A preguiça dos grelhados

Restaurantes substituem a qualidade de pratos preparados lentamente por entediantes carnes feitas na grelha

JOSIMAR MELO
CRÍTICO DA FOLHA

A preguiça gastronômica inunda os restaurantes. Entre as muitas coisas que eu detesto nos cardápios da cidade, ao lado de imprecações que já registrei nestas páginas (contra a ditadura do filé mignon, contra o menosprezo pelos sushis de "peixe branco"), devo acrescentar meu protesto contra o progressivo abandono da cozinha: cada vez mais os restaurantes trocam os pratos preparados lentamente na panela pela fácil conveniência dos "grelhados". Por que gastar tempo, talento e acuidade culinária preparando pratos complicados e demorados, quando se pode apenas empanturrar a clientela com um bife (de filé mignon), um peito de frango (daqueles bem sem gosto) ou um peixe (já nas homenagens de sétimo dia) grelhados? Mesmo ignorando que o inverno torna ainda mais adequados os pratos opulentos.
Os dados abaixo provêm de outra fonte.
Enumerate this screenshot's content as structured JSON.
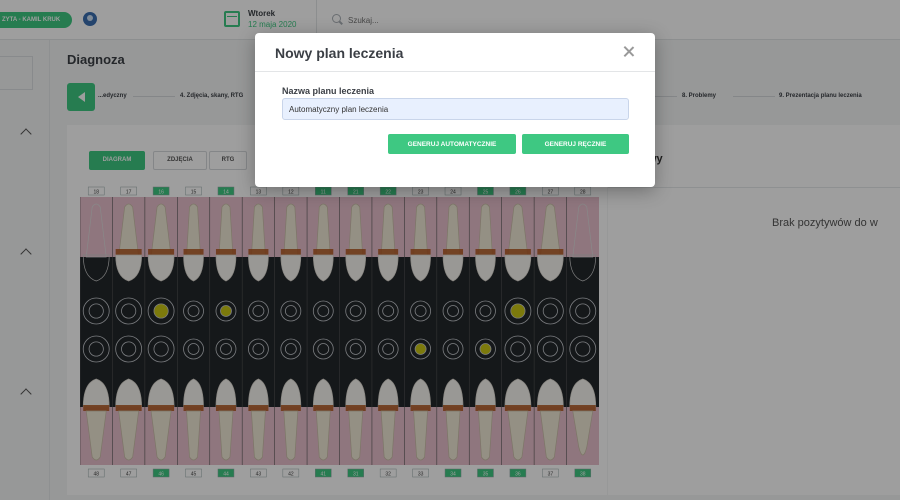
{
  "topbar": {
    "visit_label": "ZYTA - KAMIL KRUK",
    "date_day": "Wtorek",
    "date_full": "12 maja 2020",
    "search_placeholder": "Szukaj..."
  },
  "page": {
    "title": "Diagnoza",
    "steps": [
      "...edyczny",
      "4. Zdjęcia, skany, RTG",
      "8. Problemy",
      "9. Prezentacja planu leczenia"
    ]
  },
  "tabs": [
    "DIAGRAM",
    "ZDJĘCIA",
    "RTG"
  ],
  "upper_teeth": [
    "18",
    "17",
    "16",
    "15",
    "14",
    "13",
    "12",
    "11",
    "21",
    "22",
    "23",
    "24",
    "25",
    "26",
    "27",
    "28"
  ],
  "lower_teeth": [
    "48",
    "47",
    "46",
    "45",
    "44",
    "43",
    "42",
    "41",
    "31",
    "32",
    "33",
    "34",
    "35",
    "36",
    "37",
    "38"
  ],
  "highlighted_upper": [
    "16",
    "14",
    "11",
    "21",
    "22",
    "25",
    "26"
  ],
  "highlighted_lower": [
    "46",
    "44",
    "41",
    "31",
    "34",
    "35",
    "36",
    "38"
  ],
  "right_panel": {
    "heading": "wy",
    "empty_text": "Brak pozytywów do w"
  },
  "modal": {
    "title": "Nowy plan leczenia",
    "field_label": "Nazwa planu leczenia",
    "field_value": "Automatyczny plan leczenia",
    "btn_auto": "GENERUJ AUTOMATYCZNIE",
    "btn_manual": "GENERUJ RĘCZNIE"
  },
  "colors": {
    "accent": "#3ec882",
    "gum": "#e7bfcb",
    "chart_dark": "#22272b",
    "filling": "#c8c614",
    "overlay": "rgba(0,0,0,0.38)"
  }
}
Bons tempos aqueles em que qualquer botequim sempre tinha, ao menos como prato do dia, verdadeiras preparações culinárias. Uma costela cozida, uma rabada, uma carne guisada, um frango à caçadora, uma feijoada. Ou mesmo um feijãozinho bem temperado! Essas coisas estão, ao que parece, virando coisa do passado. Parece estar se consolidando o império do insípido peito de frango grelhado. Se é que é grelhado mesmo: o termo em si já é usado de forma enganosa, pois costuma acobertar preparação feita na chapa, e não na grelha (leia mais abaixo à esq.).
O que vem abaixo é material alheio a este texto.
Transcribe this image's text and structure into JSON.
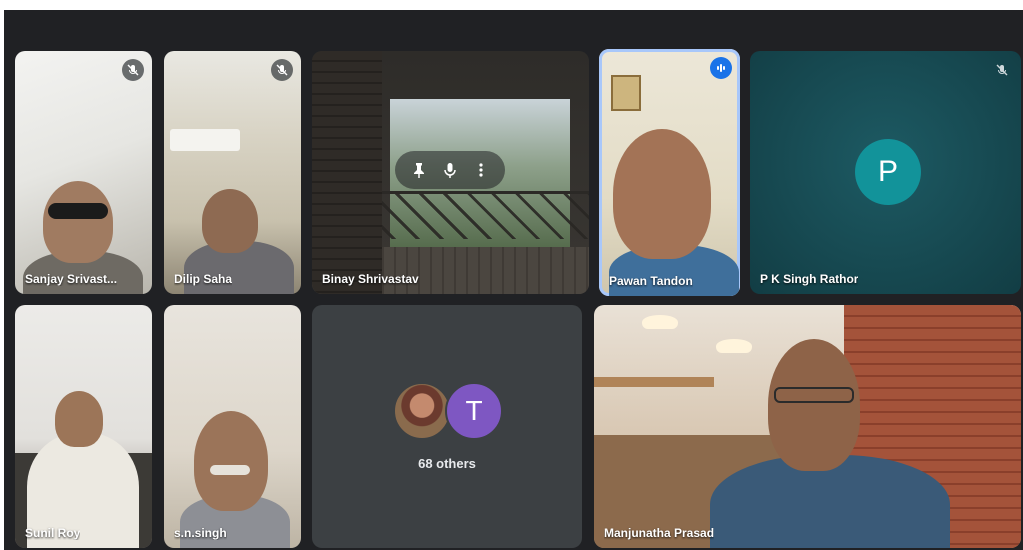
{
  "participants": [
    {
      "name": "Sanjay Srivast...",
      "muted": true
    },
    {
      "name": "Dilip Saha",
      "muted": true
    },
    {
      "name": "Binay Shrivastav",
      "muted": false
    },
    {
      "name": "Pawan Tandon",
      "muted": false,
      "speaking": true
    },
    {
      "name": "P K Singh Rathor",
      "muted": true,
      "avatar_letter": "P",
      "avatar_color": "#12939a"
    },
    {
      "name": "Sunil Roy",
      "muted": false
    },
    {
      "name": "s.n.singh",
      "muted": false
    },
    {
      "name": "Manjunatha Prasad",
      "muted": false
    }
  ],
  "others_tile": {
    "avatar_letter": "T",
    "avatar_color": "#7e57c2",
    "label": "68 others"
  },
  "tile_controls": [
    "pin-icon",
    "microphone-icon",
    "more-options-icon"
  ],
  "colors": {
    "background": "#202124",
    "tile": "#3c4043",
    "speaking_outline": "#a8c7fa"
  }
}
É ótimo comer grelhados, especialmente nas casas de grelhados (como as churrascarias); assim como é ótimo ter opções de pratos de cozinha nos restaurantes tradicionais. Mas estes pratos enfrentam hoje uma horda de inimigos. De um lado, os proprietários e chefs dos estabelecimentos, que consideram muito mais prático, menos trabalhoso e mais barato jogar uma peça de carne ou peixe na chapa, processo bem mais simples do que apurar lentamente densos molhos, cozinhar ou assar ternamente carnes e legumes. De outro lado, está uma boa parte do público, que decidiu abrir mão dos prazeres sensoriais e das heranças culturais em nome de uma duvidosa saúde -que implicaria, na visão simplista destes vaidosos e hipocondríacos, o abandono dos pratos untuosos, consistentes, em nome de um perfil esbelto e um coração eterno (e entediado).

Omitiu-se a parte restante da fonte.